Clustering Munich
Posted
It so happens that I need to write a blog post as the final assignment of a Coursera specialization, so here goes - it will also be useful to jot down some of what I learned.
This final project is a more or less free assignment, nach dem Motto fatti una domanda e datti una risposta. The only rule is that the question should be answerable by collecting geographic data and running k-means clustering.
It’s not like the assignment pops out of nowhere - there are several examples along the course, and you can build on that. In one of these assignments the idea was to analyze the neighbourhoods of Toronto after being shown an example with the ones in Manhattan: You pick a table with neighbourhood names and coordinates, draw a ball around each coordinate, see what’s inside and check whether there’s some kind of natural clustering, whatever that means. Already back then I had tried to run the exercise with Munich, because I honestly don’t care that much about Toronto, except (as usual) real data is messier than precooked example.
What happened in the Toronto dataset is that you had the city divided in postal codes and every postal code neatly divided in neighbourhood with tiny cute names and geographic coordinates; what happens in Munich is that there’s a complete mismatch between postal codes and neighbourhoods - postal code X covers part of neighbourhood A and part of neighbourhood B, neighbourhood A in its entirety covers part of postal code X and part of postal code Y -, and neighbourhood names seem to be composite of subneighbourhoods, but the internal subdivision is nowhere to be found.
All of this is of course extremely irritating, so I thought I would create new neighbourhoods from scratch; you just draw a grid over the city, pick a ball around every grid point and then have the algorithm group the points together.

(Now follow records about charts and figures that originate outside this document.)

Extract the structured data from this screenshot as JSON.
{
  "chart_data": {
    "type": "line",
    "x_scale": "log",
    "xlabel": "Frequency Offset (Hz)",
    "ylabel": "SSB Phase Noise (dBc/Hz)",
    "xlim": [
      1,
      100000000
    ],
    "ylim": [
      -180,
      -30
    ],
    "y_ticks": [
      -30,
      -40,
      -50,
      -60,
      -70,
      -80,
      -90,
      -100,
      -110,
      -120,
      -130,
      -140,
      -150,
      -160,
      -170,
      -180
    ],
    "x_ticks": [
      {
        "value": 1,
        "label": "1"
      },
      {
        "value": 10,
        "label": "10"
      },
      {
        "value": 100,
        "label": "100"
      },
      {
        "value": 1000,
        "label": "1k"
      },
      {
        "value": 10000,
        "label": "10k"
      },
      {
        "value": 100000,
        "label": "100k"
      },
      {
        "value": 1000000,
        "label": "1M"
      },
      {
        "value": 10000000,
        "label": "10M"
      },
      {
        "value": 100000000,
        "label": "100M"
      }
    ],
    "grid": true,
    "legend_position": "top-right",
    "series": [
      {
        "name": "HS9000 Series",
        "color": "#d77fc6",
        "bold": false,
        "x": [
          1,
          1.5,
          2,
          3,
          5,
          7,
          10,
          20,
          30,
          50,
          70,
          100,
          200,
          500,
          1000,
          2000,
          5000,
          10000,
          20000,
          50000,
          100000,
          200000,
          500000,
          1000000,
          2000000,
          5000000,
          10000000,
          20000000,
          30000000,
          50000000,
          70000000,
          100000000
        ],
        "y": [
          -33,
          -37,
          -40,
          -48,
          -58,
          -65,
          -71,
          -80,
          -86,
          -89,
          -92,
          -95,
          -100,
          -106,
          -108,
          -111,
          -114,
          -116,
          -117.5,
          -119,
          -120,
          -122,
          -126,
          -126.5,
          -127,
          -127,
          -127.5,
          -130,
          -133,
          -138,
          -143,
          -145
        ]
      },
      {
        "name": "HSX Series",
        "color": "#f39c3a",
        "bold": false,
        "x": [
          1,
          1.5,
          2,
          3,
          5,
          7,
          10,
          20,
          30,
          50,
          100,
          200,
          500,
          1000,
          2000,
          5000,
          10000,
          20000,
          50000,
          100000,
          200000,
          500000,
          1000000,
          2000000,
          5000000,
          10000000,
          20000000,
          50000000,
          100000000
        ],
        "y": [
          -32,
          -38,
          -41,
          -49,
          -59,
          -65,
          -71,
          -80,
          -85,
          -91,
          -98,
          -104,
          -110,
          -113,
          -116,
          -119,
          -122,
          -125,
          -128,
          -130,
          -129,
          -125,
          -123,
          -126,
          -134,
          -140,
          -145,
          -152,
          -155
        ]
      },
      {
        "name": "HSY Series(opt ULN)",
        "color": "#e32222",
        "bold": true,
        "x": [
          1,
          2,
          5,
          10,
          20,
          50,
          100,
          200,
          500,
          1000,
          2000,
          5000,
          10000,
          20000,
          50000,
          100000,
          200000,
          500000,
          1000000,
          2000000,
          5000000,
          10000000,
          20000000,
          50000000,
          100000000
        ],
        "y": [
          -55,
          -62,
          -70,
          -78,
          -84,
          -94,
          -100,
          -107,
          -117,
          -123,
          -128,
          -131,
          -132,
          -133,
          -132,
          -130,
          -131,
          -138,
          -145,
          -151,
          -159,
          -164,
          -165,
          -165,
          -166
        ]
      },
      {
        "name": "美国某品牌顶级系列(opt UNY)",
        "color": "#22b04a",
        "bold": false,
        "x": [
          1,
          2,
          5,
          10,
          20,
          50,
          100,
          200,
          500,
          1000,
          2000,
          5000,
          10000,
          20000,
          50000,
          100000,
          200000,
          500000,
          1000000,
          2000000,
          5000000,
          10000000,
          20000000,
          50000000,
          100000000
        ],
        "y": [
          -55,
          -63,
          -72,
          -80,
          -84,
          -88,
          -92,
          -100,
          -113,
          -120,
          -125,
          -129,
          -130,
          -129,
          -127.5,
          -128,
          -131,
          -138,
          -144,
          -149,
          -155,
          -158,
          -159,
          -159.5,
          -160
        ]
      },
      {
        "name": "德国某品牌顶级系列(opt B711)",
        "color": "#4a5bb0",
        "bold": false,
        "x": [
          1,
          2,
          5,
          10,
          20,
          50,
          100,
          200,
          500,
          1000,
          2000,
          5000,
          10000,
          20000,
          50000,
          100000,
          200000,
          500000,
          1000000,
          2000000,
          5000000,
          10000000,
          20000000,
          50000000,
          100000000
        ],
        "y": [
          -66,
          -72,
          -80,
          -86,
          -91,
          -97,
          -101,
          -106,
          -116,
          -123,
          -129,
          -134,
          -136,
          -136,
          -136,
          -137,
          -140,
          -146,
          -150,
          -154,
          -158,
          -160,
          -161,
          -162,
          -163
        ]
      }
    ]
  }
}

Two remarks dazu:
- If you have a grid and draw balls around each point, you’re never going to have both the balls never intersecting and the full grid being covered. Setting the ball radius to be 75% of the grid step causes all of the grid to be covered while keeping intersections relatively low - but I also thought intersecting neighbourhoods were not that bad after all: if two neighbourhoods are close to each other I’d say they should have something in common for the very fact of being close to each other. This information is then partially passed on to the algorith by having points lying in the intersection;
- However, it turns out that’s not enough of a binding force to make connected clusters - and a quartiere has to be a connected cluster. If you just do a naïve run of the clustering without further information you do end up with one cluster having two connected components at the opposite parts of the city, which is of course not what you want. The solution is to feed also latitude and longitude to the algorithm, after the usual preprocessing.
So you can run the algorithm and decide what number of clusters you like and so on and so forth. There isn’t really a “right” answer, but it was nice to toggle the parameter a bit and look at the results. In the end I settled for 28 clusters, which give the following picture:
The Gewerbegebiete in the north and the zoo in the south got nicely clustered, also the various bathing spots along the Isar got their own neighbourhood. You can download the map as html file here and play with it.